Cycling

Tour De France to Ban Radios in Two Stages

PARIS - JULY 27:  Yellow Jersey overall race winner Carlos Sastre of Spain and Team CSC Saxobank celebrates on the podium during Stage Twenty One of the Tour de France on July 27, 2008 in Paris, France.  (Photo by Jasper Juinen/Getty Images)
Onno KluytContributor IJune 25, 2009

ASO, the organizers of this race, plan to ban the radios between riders and team cars for stages 10 and 13 in the upcoming race in July. Ever since the radios appeared in pro-cycling some years ago, discussion has taken place on the merits of this technological advance.

 

On the pro side arguments like "you can't stop technological advances" and "improved communication between the team improves the quality of racing." Arguments on the other side largely center around the devices making races too predictable and to let riders think for themselves.

 

Stage 10 is a flat stage which will most likely be decided in a bunch sprint. Stage 13 has some moderate climbs early on and so could be interesting for long escapes.

 

Neither stage is expected to impact the general classification. As such, ASO has chosen two "safe" stages to try this experiment. Although, experiment, we have a good century of exciting racing behind us without the aid of these devices but it may be quite novel to the younger riders. 

 

ASO expects, hopes, to see exciting and adventurous riding in these two stages where individual riders take their own chances without the benefit of full, strict guidance from team directors and road captains. I hope ASO's hopes will be answered.

 

Several of the participants in the race seem not to appreciate ASO's initiative.
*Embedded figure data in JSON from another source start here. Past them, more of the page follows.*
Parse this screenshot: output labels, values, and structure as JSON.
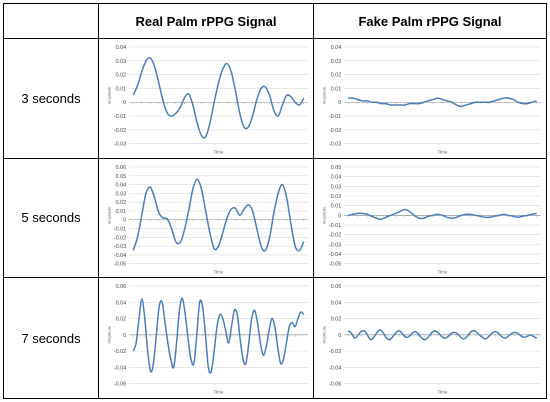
{
  "table": {
    "corner": "",
    "headers": [
      "Real Palm rPPG Signal",
      "Fake Palm rPPG Signal"
    ],
    "rows": [
      "3 seconds",
      "5 seconds",
      "7 seconds"
    ]
  },
  "chart_data": [
    {
      "type": "line",
      "panel": "real-3s",
      "xlabel": "Time",
      "ylabel": "Amplitude",
      "ylim": [
        -0.03,
        0.04
      ],
      "yticks": [
        0.04,
        0.03,
        0.02,
        0.01,
        0,
        -0.01,
        -0.02,
        -0.03
      ],
      "ytick_labels": [
        "0.04",
        "0.03",
        "0.02",
        "0.01",
        "0",
        "-0.01",
        "-0.02",
        "-0.03"
      ],
      "color": "#4a7ebb",
      "x": [
        0,
        1,
        2,
        3,
        4,
        5,
        6,
        7,
        8,
        9,
        10,
        11,
        12,
        13,
        14,
        15,
        16,
        17,
        18,
        19,
        20,
        21,
        22,
        23,
        24,
        25,
        26,
        27,
        28,
        29,
        30,
        31,
        32,
        33,
        34,
        35,
        36,
        37,
        38,
        39,
        40
      ],
      "values": [
        0.005,
        0.012,
        0.022,
        0.03,
        0.032,
        0.026,
        0.014,
        0.001,
        -0.008,
        -0.01,
        -0.008,
        -0.004,
        0.003,
        0.006,
        -0.002,
        -0.015,
        -0.024,
        -0.025,
        -0.015,
        0.0,
        0.014,
        0.024,
        0.028,
        0.022,
        0.008,
        -0.008,
        -0.018,
        -0.018,
        -0.01,
        0.002,
        0.01,
        0.011,
        0.005,
        -0.006,
        -0.01,
        -0.002,
        0.005,
        0.004,
        0.0,
        -0.002,
        0.003
      ]
    },
    {
      "type": "line",
      "panel": "fake-3s",
      "xlabel": "Time",
      "ylabel": "Amplitude",
      "ylim": [
        -0.03,
        0.04
      ],
      "yticks": [
        0.04,
        0.03,
        0.02,
        0.01,
        0,
        -0.01,
        -0.02,
        -0.03
      ],
      "ytick_labels": [
        "0.04",
        "0.03",
        "0.02",
        "0.01",
        "0",
        "-0.01",
        "-0.02",
        "-0.03"
      ],
      "color": "#4a7ebb",
      "x": [
        0,
        1,
        2,
        3,
        4,
        5,
        6,
        7,
        8,
        9,
        10,
        11,
        12,
        13,
        14,
        15,
        16,
        17,
        18,
        19,
        20,
        21,
        22,
        23,
        24,
        25,
        26,
        27,
        28,
        29,
        30,
        31,
        32,
        33,
        34,
        35,
        36,
        37,
        38,
        39,
        40
      ],
      "values": [
        0.003,
        0.003,
        0.002,
        0.001,
        0.001,
        0.0,
        0.0,
        -0.001,
        -0.001,
        -0.002,
        -0.002,
        -0.002,
        -0.002,
        -0.001,
        -0.001,
        -0.001,
        0.0,
        0.001,
        0.002,
        0.003,
        0.002,
        0.001,
        0.0,
        -0.002,
        -0.003,
        -0.002,
        -0.001,
        0.0,
        0.0,
        0.0,
        0.0,
        0.001,
        0.002,
        0.003,
        0.003,
        0.002,
        0.0,
        -0.001,
        -0.001,
        0.0,
        0.001
      ]
    },
    {
      "type": "line",
      "panel": "real-5s",
      "xlabel": "Time",
      "ylabel": "Amplitude",
      "ylim": [
        -0.05,
        0.06
      ],
      "yticks": [
        0.06,
        0.05,
        0.04,
        0.03,
        0.02,
        0.01,
        0,
        -0.01,
        -0.02,
        -0.03,
        -0.04,
        -0.05
      ],
      "ytick_labels": [
        "0.06",
        "0.05",
        "0.04",
        "0.03",
        "0.02",
        "0.01",
        "0",
        "-0.01",
        "-0.02",
        "-0.03",
        "-0.04",
        "-0.05"
      ],
      "color": "#4a7ebb",
      "x": [
        0,
        1,
        2,
        3,
        4,
        5,
        6,
        7,
        8,
        9,
        10,
        11,
        12,
        13,
        14,
        15,
        16,
        17,
        18,
        19,
        20,
        21,
        22,
        23,
        24,
        25,
        26,
        27,
        28,
        29,
        30,
        31,
        32,
        33,
        34,
        35,
        36,
        37,
        38,
        39,
        40
      ],
      "values": [
        -0.035,
        -0.02,
        0.005,
        0.03,
        0.037,
        0.025,
        0.008,
        0.002,
        0.001,
        -0.01,
        -0.025,
        -0.026,
        -0.012,
        0.01,
        0.035,
        0.046,
        0.035,
        0.01,
        -0.015,
        -0.033,
        -0.03,
        -0.015,
        0.002,
        0.012,
        0.013,
        0.005,
        0.012,
        0.017,
        0.01,
        -0.01,
        -0.03,
        -0.035,
        -0.02,
        0.008,
        0.03,
        0.04,
        0.025,
        -0.005,
        -0.03,
        -0.035,
        -0.025
      ]
    },
    {
      "type": "line",
      "panel": "fake-5s",
      "xlabel": "Time",
      "ylabel": "Amplitude",
      "ylim": [
        -0.05,
        0.05
      ],
      "yticks": [
        0.05,
        0.04,
        0.03,
        0.02,
        0.01,
        0,
        -0.01,
        -0.02,
        -0.03,
        -0.04,
        -0.05
      ],
      "ytick_labels": [
        "0.05",
        "0.04",
        "0.03",
        "0.02",
        "0.01",
        "0",
        "-0.01",
        "-0.02",
        "-0.03",
        "-0.04",
        "-0.05"
      ],
      "color": "#4a7ebb",
      "x": [
        0,
        1,
        2,
        3,
        4,
        5,
        6,
        7,
        8,
        9,
        10,
        11,
        12,
        13,
        14,
        15,
        16,
        17,
        18,
        19,
        20,
        21,
        22,
        23,
        24,
        25,
        26,
        27,
        28,
        29,
        30,
        31,
        32,
        33,
        34,
        35,
        36,
        37,
        38,
        39,
        40
      ],
      "values": [
        0.0,
        0.001,
        0.002,
        0.002,
        0.001,
        -0.001,
        -0.003,
        -0.004,
        -0.002,
        0.0,
        0.002,
        0.004,
        0.006,
        0.004,
        0.0,
        -0.003,
        -0.003,
        -0.001,
        0.0,
        0.001,
        0.0,
        -0.002,
        -0.003,
        -0.002,
        0.0,
        0.001,
        0.001,
        0.0,
        -0.001,
        -0.002,
        -0.002,
        -0.001,
        0.0,
        0.001,
        0.0,
        -0.001,
        -0.002,
        -0.001,
        0.0,
        0.001,
        0.002
      ]
    },
    {
      "type": "line",
      "panel": "real-7s",
      "xlabel": "Time",
      "ylabel": "Amplitude",
      "ylim": [
        -0.06,
        0.06
      ],
      "yticks": [
        0.06,
        0.04,
        0.02,
        0,
        -0.02,
        -0.04,
        -0.06
      ],
      "ytick_labels": [
        "0.06",
        "0.04",
        "0.02",
        "0",
        "-0.02",
        "-0.04",
        "-0.06"
      ],
      "color": "#4a7ebb",
      "x": [
        0,
        1,
        2,
        3,
        4,
        5,
        6,
        7,
        8,
        9,
        10,
        11,
        12,
        13,
        14,
        15,
        16,
        17,
        18,
        19,
        20,
        21,
        22,
        23,
        24,
        25,
        26,
        27,
        28,
        29,
        30,
        31,
        32,
        33,
        34,
        35,
        36,
        37,
        38,
        39,
        40,
        41,
        42,
        43,
        44,
        45,
        46,
        47,
        48,
        49,
        50,
        51,
        52,
        53,
        54,
        55,
        56,
        57,
        58,
        59
      ],
      "values": [
        -0.02,
        -0.01,
        0.02,
        0.044,
        0.02,
        -0.02,
        -0.045,
        -0.035,
        0.0,
        0.035,
        0.04,
        0.015,
        -0.01,
        -0.03,
        -0.04,
        -0.01,
        0.03,
        0.045,
        0.025,
        -0.005,
        -0.03,
        -0.035,
        0.0,
        0.04,
        0.035,
        0.0,
        -0.04,
        -0.045,
        -0.02,
        0.01,
        0.025,
        0.02,
        0.005,
        -0.01,
        0.01,
        0.03,
        0.025,
        -0.005,
        -0.03,
        -0.035,
        -0.01,
        0.02,
        0.03,
        0.015,
        -0.01,
        -0.025,
        -0.015,
        0.005,
        0.02,
        0.01,
        -0.015,
        -0.035,
        -0.03,
        -0.01,
        0.01,
        0.015,
        0.01,
        0.02,
        0.028,
        0.025
      ]
    },
    {
      "type": "line",
      "panel": "fake-7s",
      "xlabel": "Time",
      "ylabel": "Amplitude",
      "ylim": [
        -0.06,
        0.06
      ],
      "yticks": [
        0.06,
        0.04,
        0.02,
        0,
        -0.02,
        -0.04,
        -0.06
      ],
      "ytick_labels": [
        "0.06",
        "0.04",
        "0.02",
        "0",
        "-0.02",
        "-0.04",
        "-0.06"
      ],
      "color": "#4a7ebb",
      "x": [
        0,
        1,
        2,
        3,
        4,
        5,
        6,
        7,
        8,
        9,
        10,
        11,
        12,
        13,
        14,
        15,
        16,
        17,
        18,
        19,
        20,
        21,
        22,
        23,
        24,
        25,
        26,
        27,
        28,
        29,
        30,
        31,
        32,
        33,
        34,
        35,
        36,
        37,
        38,
        39,
        40,
        41,
        42,
        43,
        44,
        45,
        46,
        47,
        48,
        49,
        50,
        51,
        52,
        53,
        54,
        55,
        56,
        57,
        58,
        59
      ],
      "values": [
        0.005,
        0.002,
        -0.004,
        -0.001,
        0.004,
        0.005,
        0.0,
        -0.006,
        -0.003,
        0.003,
        0.006,
        0.002,
        -0.004,
        -0.006,
        -0.002,
        0.003,
        0.005,
        0.001,
        -0.003,
        -0.002,
        0.002,
        0.004,
        0.001,
        -0.004,
        -0.006,
        -0.003,
        0.002,
        0.005,
        0.003,
        -0.001,
        -0.004,
        -0.003,
        0.001,
        0.003,
        0.002,
        -0.002,
        -0.005,
        -0.003,
        0.002,
        0.005,
        0.004,
        0.0,
        -0.003,
        -0.005,
        -0.002,
        0.002,
        0.004,
        0.002,
        -0.002,
        -0.004,
        -0.002,
        0.001,
        0.003,
        0.002,
        -0.001,
        -0.003,
        -0.002,
        0.0,
        -0.002,
        -0.004
      ]
    }
  ]
}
Both Lance Armstrong and Johan Bruyneel twittered their misgivings, with the latter calling it a return to prehistorical times. Dutch racers Steven de Jongh and Koes Moerenhout also disagreed.

 

I am very much looking forward to these two stages. To have the riders make decisions on the spot with the information available from their viewpoint from their position in the race will be very interesting. And of course, team directors still have the ability to direct by driving up next to their riders and give instructions. 

 

Races where riders made or had to make their own calls can often be memorable and lead to results that otherwise would not have come about. One favorite example is Eric Dekker's win over Lance Armstrong in the Amstel Gold Race.

 

Ignoring team orders to drop back and wait for the group with Michael Boogerd, Eric continued their two-man escape eventually beating Lance in the sprint. And some years back in the amateur world championship race a rider passed the finish line celebrating not realizing a solo rider had been in front all this time.

 

Sadly, Eric didn't return the favor as Rabobank team director: instructing Sebastian Langeveld to fall back while leading this year's Omloop Het Volk race with Heinrich Haussler of Cervelo Test Team. And Sebastian listened... 

 

I believe less coaching during an event is great. Let us admire racers not only for purely their physical abilities but also for their insight and courage.

 

Some of it will go wrong from a team director's perspective but some actions may lead to unexpected results and in either scenario we fans and spectators enjoy a higher entertainment value.